About the Tibetan Elemental Mewas
The mewas (Tibetan sme ba, "mark" or "mole") are the nine numbers of the Lo Shu magic square as used in Tibetan elemental astrology — the system called Jungtsi ('byung rtsis, "element calculation"), which Tibet adapted from Chinese sources and wove into its own Buddhist astrology alongside the year animals, elements, and the eight parkha trigrams. Every row, column and diagonal of the square sums to fifteen, and the nine numbers wander through it in a fixed pattern, one taking the centre each year.
Each mewa has a colour and an element drawn from that colour: 1, 6 and 8 White are Iron; 2 Black and 3 Blue are Water; 4 Green is Wood; 5 Yellow is Earth; 7 Red and 9 Maroon are Fire — this is why the Tibetan elements differ from the Chinese feng shui attributions of the same square. Your birth year's mewa is read as a karmic signature: the temperament you carry, the pattern your life tends to follow, and the practices that protect you. Because the Tibetan year begins at Losar, the lunar new year falling between early February and early March, January and many February births belong to the previous year's mewa.
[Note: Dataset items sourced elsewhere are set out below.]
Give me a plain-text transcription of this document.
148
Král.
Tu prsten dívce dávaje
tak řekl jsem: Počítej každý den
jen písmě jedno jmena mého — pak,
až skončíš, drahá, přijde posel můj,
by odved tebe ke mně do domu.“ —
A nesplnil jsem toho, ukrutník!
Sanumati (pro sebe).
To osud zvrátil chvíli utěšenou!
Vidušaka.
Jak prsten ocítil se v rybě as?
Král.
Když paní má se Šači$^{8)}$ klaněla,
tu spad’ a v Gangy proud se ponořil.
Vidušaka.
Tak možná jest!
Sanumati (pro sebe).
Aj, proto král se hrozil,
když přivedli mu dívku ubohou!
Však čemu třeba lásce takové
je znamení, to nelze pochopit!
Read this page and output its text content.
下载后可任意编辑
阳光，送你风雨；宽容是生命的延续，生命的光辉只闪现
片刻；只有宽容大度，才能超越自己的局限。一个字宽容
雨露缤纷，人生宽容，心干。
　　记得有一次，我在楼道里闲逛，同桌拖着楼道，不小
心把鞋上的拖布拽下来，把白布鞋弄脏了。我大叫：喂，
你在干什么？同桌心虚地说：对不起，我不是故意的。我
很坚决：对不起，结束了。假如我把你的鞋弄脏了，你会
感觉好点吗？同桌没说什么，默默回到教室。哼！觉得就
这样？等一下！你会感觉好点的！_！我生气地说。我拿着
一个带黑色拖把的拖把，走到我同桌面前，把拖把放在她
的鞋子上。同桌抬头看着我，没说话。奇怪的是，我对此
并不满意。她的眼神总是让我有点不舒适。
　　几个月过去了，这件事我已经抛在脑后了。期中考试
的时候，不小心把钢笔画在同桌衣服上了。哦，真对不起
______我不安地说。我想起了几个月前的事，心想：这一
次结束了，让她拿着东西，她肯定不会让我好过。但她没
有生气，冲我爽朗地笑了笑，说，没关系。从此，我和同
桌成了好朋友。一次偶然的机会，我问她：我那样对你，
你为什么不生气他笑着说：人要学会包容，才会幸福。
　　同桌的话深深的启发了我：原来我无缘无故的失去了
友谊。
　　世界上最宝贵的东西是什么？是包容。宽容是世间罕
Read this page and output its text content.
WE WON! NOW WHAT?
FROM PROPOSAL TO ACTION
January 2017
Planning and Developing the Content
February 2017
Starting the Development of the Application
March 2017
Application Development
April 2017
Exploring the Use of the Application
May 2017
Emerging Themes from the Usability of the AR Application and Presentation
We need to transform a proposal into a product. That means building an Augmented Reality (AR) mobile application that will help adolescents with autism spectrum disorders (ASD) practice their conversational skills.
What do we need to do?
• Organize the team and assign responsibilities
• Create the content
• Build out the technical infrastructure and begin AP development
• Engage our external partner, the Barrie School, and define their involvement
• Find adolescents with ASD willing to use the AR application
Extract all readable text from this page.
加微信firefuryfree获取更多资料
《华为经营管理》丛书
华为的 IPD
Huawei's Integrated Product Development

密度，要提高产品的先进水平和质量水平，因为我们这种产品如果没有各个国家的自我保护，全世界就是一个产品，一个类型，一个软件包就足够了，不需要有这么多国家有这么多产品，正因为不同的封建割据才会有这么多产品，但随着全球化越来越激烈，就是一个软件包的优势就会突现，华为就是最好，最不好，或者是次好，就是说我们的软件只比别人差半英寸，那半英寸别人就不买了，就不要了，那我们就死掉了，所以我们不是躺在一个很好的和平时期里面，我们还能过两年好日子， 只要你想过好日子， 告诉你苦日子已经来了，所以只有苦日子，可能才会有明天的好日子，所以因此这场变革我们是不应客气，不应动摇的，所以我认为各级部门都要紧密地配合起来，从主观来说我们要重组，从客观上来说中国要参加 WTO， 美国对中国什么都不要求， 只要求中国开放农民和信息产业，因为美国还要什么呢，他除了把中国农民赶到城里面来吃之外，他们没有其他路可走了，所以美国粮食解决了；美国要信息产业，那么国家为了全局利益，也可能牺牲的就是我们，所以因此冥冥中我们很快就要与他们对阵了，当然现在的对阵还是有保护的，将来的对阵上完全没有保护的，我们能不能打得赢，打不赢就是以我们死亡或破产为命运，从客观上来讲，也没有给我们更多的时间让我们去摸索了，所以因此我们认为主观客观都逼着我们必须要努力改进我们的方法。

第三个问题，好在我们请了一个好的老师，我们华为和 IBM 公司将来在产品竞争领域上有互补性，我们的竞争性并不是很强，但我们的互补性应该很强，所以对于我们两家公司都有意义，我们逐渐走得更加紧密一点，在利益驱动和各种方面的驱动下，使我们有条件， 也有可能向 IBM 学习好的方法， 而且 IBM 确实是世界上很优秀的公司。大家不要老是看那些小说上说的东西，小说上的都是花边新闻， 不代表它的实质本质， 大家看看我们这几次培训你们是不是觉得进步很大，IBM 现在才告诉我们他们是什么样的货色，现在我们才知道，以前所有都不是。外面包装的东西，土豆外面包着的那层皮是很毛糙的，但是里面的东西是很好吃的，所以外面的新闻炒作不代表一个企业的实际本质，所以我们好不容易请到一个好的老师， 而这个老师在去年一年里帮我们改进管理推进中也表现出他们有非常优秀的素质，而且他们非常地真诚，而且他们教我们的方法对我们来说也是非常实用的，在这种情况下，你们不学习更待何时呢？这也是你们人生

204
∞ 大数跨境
What this calculator shows
- Your birth mewa with its colour, element, home direction and parkha trigram
- Your personal magic square — your mewa at the centre, the other eight flown around it
- A personality portrait, the traditional karmic pattern, and practical guidance
- The current year's mewa and its five-element harmony with yours, plus the coming nine-year round
In full Tibetan practice the mewa is one strand of a larger reading that weaves in the year animal and element, the parkhas, and the lunar day of birth — and specific remedial recitations are set by a lama or astrologer. Enjoy your mewa as a doorway into that world alongside your Vedic janma rashi.